Actually, I was reading the John 21 account of Jesus’ post-resurrection appearance to Peter and some of the other disciples as they fished on Galilee. You’ve doubtless heard how Jesus’ thrice-repeated “Do you love Me?” to Peter helped restore the disciple after his three denials of his Lord when He was hauled before the high priest.
But this time, my mind went elsewhere—to another fishing encounter. Back when Jesus was just beginning his ministry, he borrowed Peter’s boat for a teaching platform. Then, Luke 5 recounts, he told Peter to put out into deep water and lower his nets, even though he’d fished all night and not caught a thing.
When he and his crew pulled up a bumper catch, Peter’s response was not delight but despair: “Depart from me, for I am a sinful man, O Lord” (verse 8). Such clear evidence of God’s blessing showed him how fallen he was. Though I know—theoretically—it is all about grace, if I am honest I can tend to think of good things that come my way as a reward for good behavior.
And how interesting that at this height of his success as a fisherman, Peter was willing to leave it all behind and walk away to follow Jesus. My inclination would probably be, “God’s hand is on this, so let’s stay right here and mine it for all it’s worth!”
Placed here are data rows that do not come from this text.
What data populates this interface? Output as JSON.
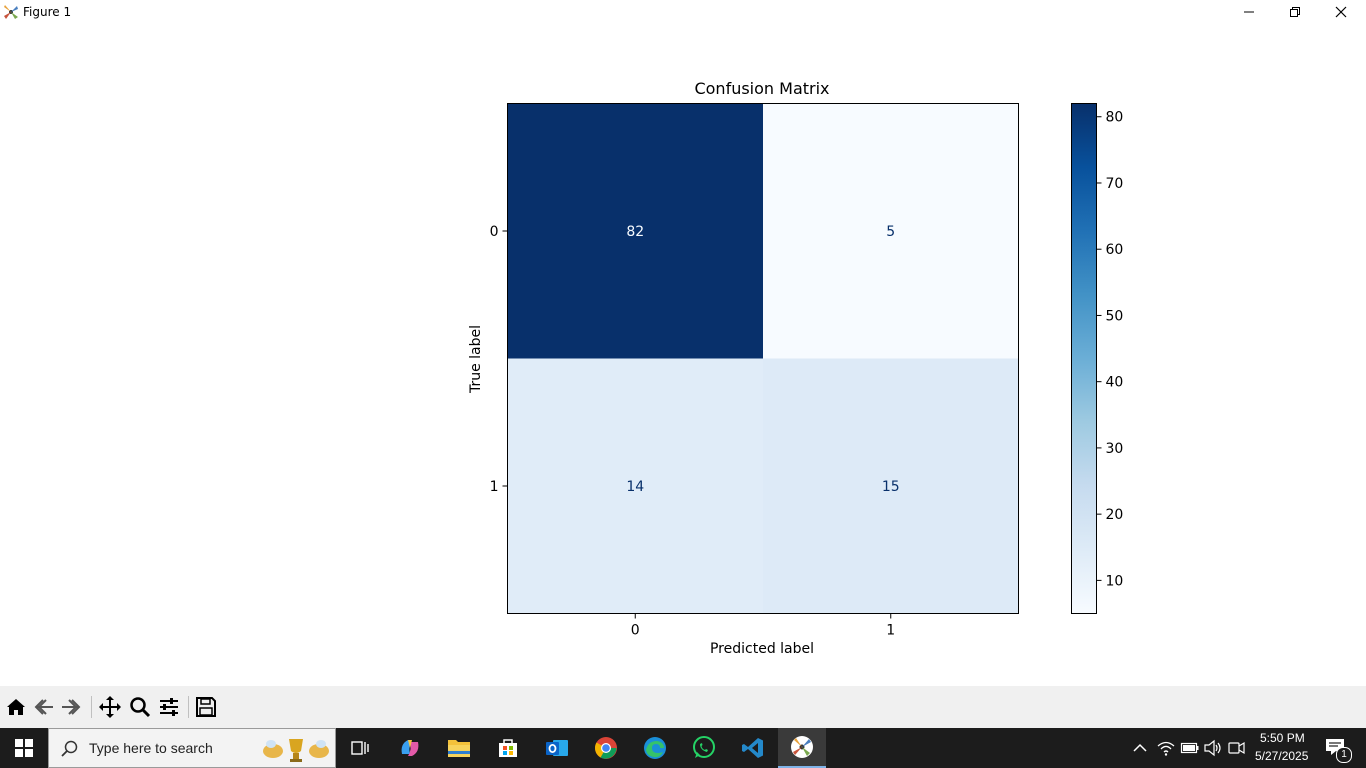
{
  "window": {
    "title": "Figure 1"
  },
  "chart_data": {
    "type": "heatmap",
    "title": "Confusion Matrix",
    "xlabel": "Predicted label",
    "ylabel": "True label",
    "x_categories": [
      "0",
      "1"
    ],
    "y_categories": [
      "0",
      "1"
    ],
    "values": [
      [
        82,
        5
      ],
      [
        14,
        15
      ]
    ],
    "colormap": "Blues",
    "colorbar": {
      "min": 5,
      "max": 82,
      "ticks": [
        10,
        20,
        30,
        40,
        50,
        60,
        70,
        80
      ]
    }
  },
  "toolbar": {
    "buttons": [
      "home-icon",
      "back-icon",
      "forward-icon",
      "pan-icon",
      "zoom-icon",
      "configure-subplots-icon",
      "save-icon"
    ]
  },
  "taskbar": {
    "search_placeholder": "Type here to search",
    "time": "5:50 PM",
    "date": "5/27/2025",
    "notification_count": "1",
    "apps": [
      "task-view-icon",
      "copilot-icon",
      "file-explorer-icon",
      "microsoft-store-icon",
      "outlook-icon",
      "chrome-icon",
      "edge-icon",
      "whatsapp-icon",
      "vscode-icon",
      "python-figure-icon"
    ]
  }
}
Fast-forward to John 21, where in their sorrow and confusion the disciples have gone back to what they know, fishing, and once again worked all night without success. Only when their nets are bursting again do they realize that the Person on the shore who just told them to cast on the other side is Jesus. And once again, Peter leaves it all behind, jumping overboard to rush to Jesus.
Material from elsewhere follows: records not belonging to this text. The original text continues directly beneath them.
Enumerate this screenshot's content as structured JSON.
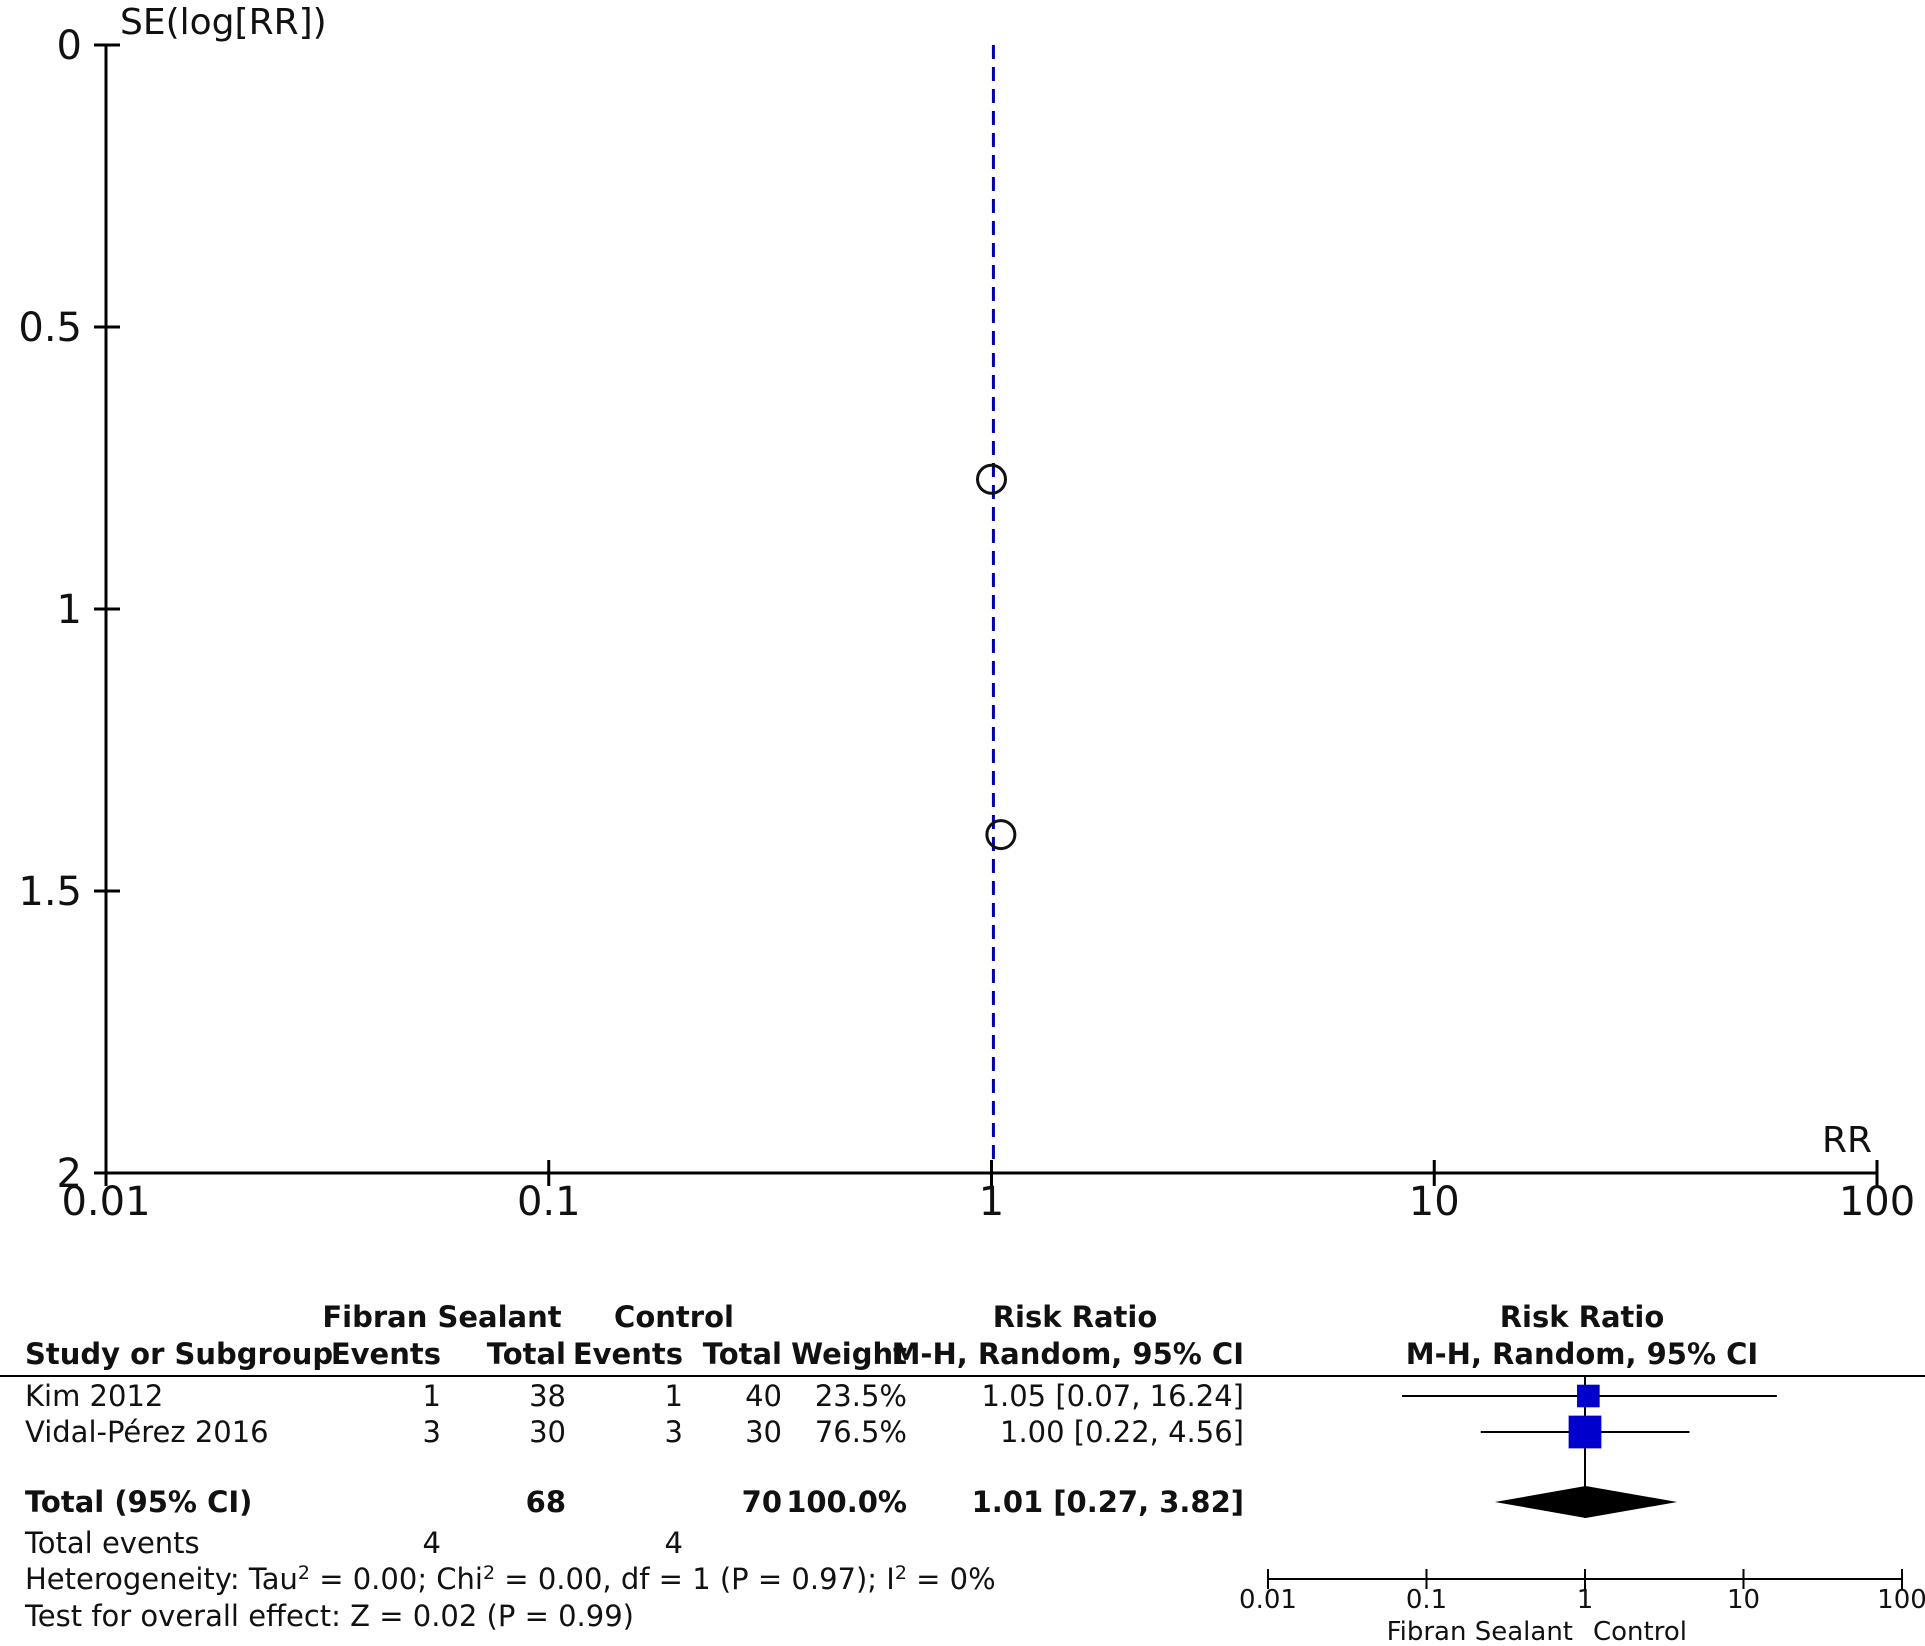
{
  "chart_data": [
    {
      "type": "scatter",
      "ylabel": "SE(log[RR])",
      "xlabel": "RR",
      "x_scale": "log",
      "y_reversed": true,
      "xlim": [
        0.01,
        100
      ],
      "ylim": [
        0,
        2
      ],
      "x_ticks": [
        "0.01",
        "0.1",
        "1",
        "10",
        "100"
      ],
      "y_ticks": [
        "0",
        "0.5",
        "1",
        "1.5",
        "2"
      ],
      "reference_rr": 1.01,
      "points": [
        {
          "x": 1.0,
          "y": 0.77
        },
        {
          "x": 1.05,
          "y": 1.4
        }
      ],
      "colors": {
        "reference_line": "#0000aa",
        "points": "#111111"
      }
    },
    {
      "type": "table",
      "headers": {
        "group1": "Fibran Sealant",
        "group2": "Control",
        "effect": "Risk Ratio",
        "method": "M-H, Random, 95% CI",
        "study": "Study or Subgroup",
        "events": "Events",
        "total": "Total",
        "weight": "Weight"
      },
      "studies": [
        {
          "name": "Kim 2012",
          "events1": "1",
          "total1": "38",
          "events2": "1",
          "total2": "40",
          "weight": "23.5%",
          "ci": "1.05 [0.07, 16.24]",
          "rr": 1.05,
          "lo": 0.07,
          "hi": 16.24,
          "w": 23.5
        },
        {
          "name": "Vidal-Pérez 2016",
          "events1": "3",
          "total1": "30",
          "events2": "3",
          "total2": "30",
          "weight": "76.5%",
          "ci": "1.00 [0.22, 4.56]",
          "rr": 1.0,
          "lo": 0.22,
          "hi": 4.56,
          "w": 76.5
        }
      ],
      "total": {
        "name": "Total (95% CI)",
        "total1": "68",
        "total2": "70",
        "weight": "100.0%",
        "ci": "1.01 [0.27, 3.82]",
        "rr": 1.01,
        "lo": 0.27,
        "hi": 3.82
      },
      "total_events": {
        "label": "Total events",
        "events1": "4",
        "events2": "4"
      },
      "heterogeneity": {
        "prefix": "Heterogeneity: Tau",
        "chi": "; Chi",
        "stats": " = 0.00, df = 1 (P = 0.97); I",
        "tau_val": " = 0.00",
        "i_val": " = 0%",
        "sup": "2"
      },
      "overall_effect": "Test for overall effect: Z = 0.02 (P = 0.99)",
      "forest_ticks": [
        "0.01",
        "0.1",
        "1",
        "10",
        "100"
      ],
      "favours": {
        "left": "Fibran Sealant",
        "right": "Control"
      },
      "colors": {
        "study_marker": "#0000cc",
        "diamond": "#000000"
      }
    }
  ]
}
I suspect this deja vu moment prepared Peter’s heart for facing his worst moment, his betrayal of Jesus, and the three-fold restoration that followed. However, this time he wasn’t being asked to put down the bulging net of success but the empty hands of failure. Only then could he be truly free to follow Jesus.
It can be a challenge to let go of the things we have; Jesus’ encounter with the rich young ruler makes that clear. But maybe it can be easier to give up joys—because, after all, they are a tangible sign to us that He is good—than to give up heartaches that leave us with questions.